I just talked about rampant precociousness, but the youthful trope has returned so my work continues.
This week’s movie presents two twelve-year-olds (Jared Gilman and Kara Hayward) on an island off New England—we couldn’t name a state?—who fall in love, make a pact, and run away as a big storm approaches. Various adults played by Bruce Willis, Ed Norton, Bill Murray and Francis McDormand seek them out in this comedy-drama-romance-hypenfest.
What do fleeing kids know about life?
Zero.
We proved that last week.
So what are we left with? Running away as a storm approaches.
Not good, but workable.
Set in the summer of 1965, director Wes Anderson’s film is designed to invoke memories of childhood and certainly succeeded with me. I recall being twelve and running away after school from a bully named Stu. If he caught me, Stu would punch my arms into a grape-like purple.
I learned many valuable life lessons bolting from Stu in summer storms and crisp autumn afternoons.
For instance, I discovered how to draw shallow breaths while hidden behind a trash can so as not to betray my position. I learned to exaggerate pain, shrieking like a baboon caught in tar so as to reduce beating times.
Most importantly, I learned to perfectly mimic Stu’s signature and signed it to typewritten letters threatening to punch the principal in both arms.

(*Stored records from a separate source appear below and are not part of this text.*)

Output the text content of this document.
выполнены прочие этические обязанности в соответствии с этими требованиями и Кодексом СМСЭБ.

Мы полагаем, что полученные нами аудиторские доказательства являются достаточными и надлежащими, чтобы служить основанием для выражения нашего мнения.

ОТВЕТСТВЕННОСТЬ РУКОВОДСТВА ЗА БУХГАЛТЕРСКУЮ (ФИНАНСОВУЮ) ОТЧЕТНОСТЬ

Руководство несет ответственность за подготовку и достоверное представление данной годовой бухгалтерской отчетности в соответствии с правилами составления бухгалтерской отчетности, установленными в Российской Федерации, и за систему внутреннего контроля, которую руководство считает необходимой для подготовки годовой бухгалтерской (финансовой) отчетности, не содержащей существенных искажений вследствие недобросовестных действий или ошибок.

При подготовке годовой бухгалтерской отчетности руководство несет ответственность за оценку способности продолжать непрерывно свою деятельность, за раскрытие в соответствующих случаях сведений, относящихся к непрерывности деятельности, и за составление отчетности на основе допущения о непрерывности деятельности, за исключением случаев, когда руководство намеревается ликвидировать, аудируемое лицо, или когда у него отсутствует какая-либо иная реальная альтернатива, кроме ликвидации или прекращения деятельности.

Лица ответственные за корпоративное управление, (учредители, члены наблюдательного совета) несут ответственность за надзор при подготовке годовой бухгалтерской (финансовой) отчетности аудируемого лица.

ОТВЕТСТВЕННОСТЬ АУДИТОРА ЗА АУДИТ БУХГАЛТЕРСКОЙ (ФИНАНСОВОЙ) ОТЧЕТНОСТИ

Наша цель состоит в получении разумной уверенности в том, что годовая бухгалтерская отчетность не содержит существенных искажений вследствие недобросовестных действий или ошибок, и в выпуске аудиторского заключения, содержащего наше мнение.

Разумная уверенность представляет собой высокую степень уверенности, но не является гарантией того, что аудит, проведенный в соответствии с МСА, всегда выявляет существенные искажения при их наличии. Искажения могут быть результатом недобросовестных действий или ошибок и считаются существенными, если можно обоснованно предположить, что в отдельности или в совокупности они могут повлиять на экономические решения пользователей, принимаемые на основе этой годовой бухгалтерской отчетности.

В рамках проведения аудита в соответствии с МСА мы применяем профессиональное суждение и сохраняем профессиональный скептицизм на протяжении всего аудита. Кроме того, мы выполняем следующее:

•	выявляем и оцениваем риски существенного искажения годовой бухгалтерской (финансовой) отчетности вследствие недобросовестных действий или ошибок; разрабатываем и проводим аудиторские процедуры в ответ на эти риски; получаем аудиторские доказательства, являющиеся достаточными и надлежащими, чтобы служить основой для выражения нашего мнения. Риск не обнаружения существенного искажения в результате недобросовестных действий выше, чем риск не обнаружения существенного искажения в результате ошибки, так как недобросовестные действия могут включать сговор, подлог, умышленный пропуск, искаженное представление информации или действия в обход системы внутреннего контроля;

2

Sister Mary Bernadette was not amused. Stu was suspended. Since there were no anger management classes in those days, he was confined to a children’s mad house for observation. I moved on to high school where I chased small freshman to the bus stop while being pursued by large juniors in that Great Circle of Darwinian Life that is youth.
Back to our movie.
The script by Anderson and Roman Coppola has the children running into a forest. So why couldn’t they meet an old Indian?
Is there no actor in this generation capable of filling the moccasins of Chief Dan George?
And please don’t make the old Indian some backwoods Yoda, overflowing with ancient wisdom and sage advice.
Be bold!
Suppose the old Indian was bitter over losing on Password, and hated genial host Allen Ludden whom he felt personally cost him the game. How would young people react to a broken adult, nursing grudges, munching pemmican, and swearing in Algonquian?
Throw in the storm and now you’ve got a film.
Credible work by Wen Hsuan Tseng as ADR assistant.
One star for using an island.
Is there an unwritten film rule that no peninsulas or headlands may be employed as land mass settings?
Someone with a legal background should examine this.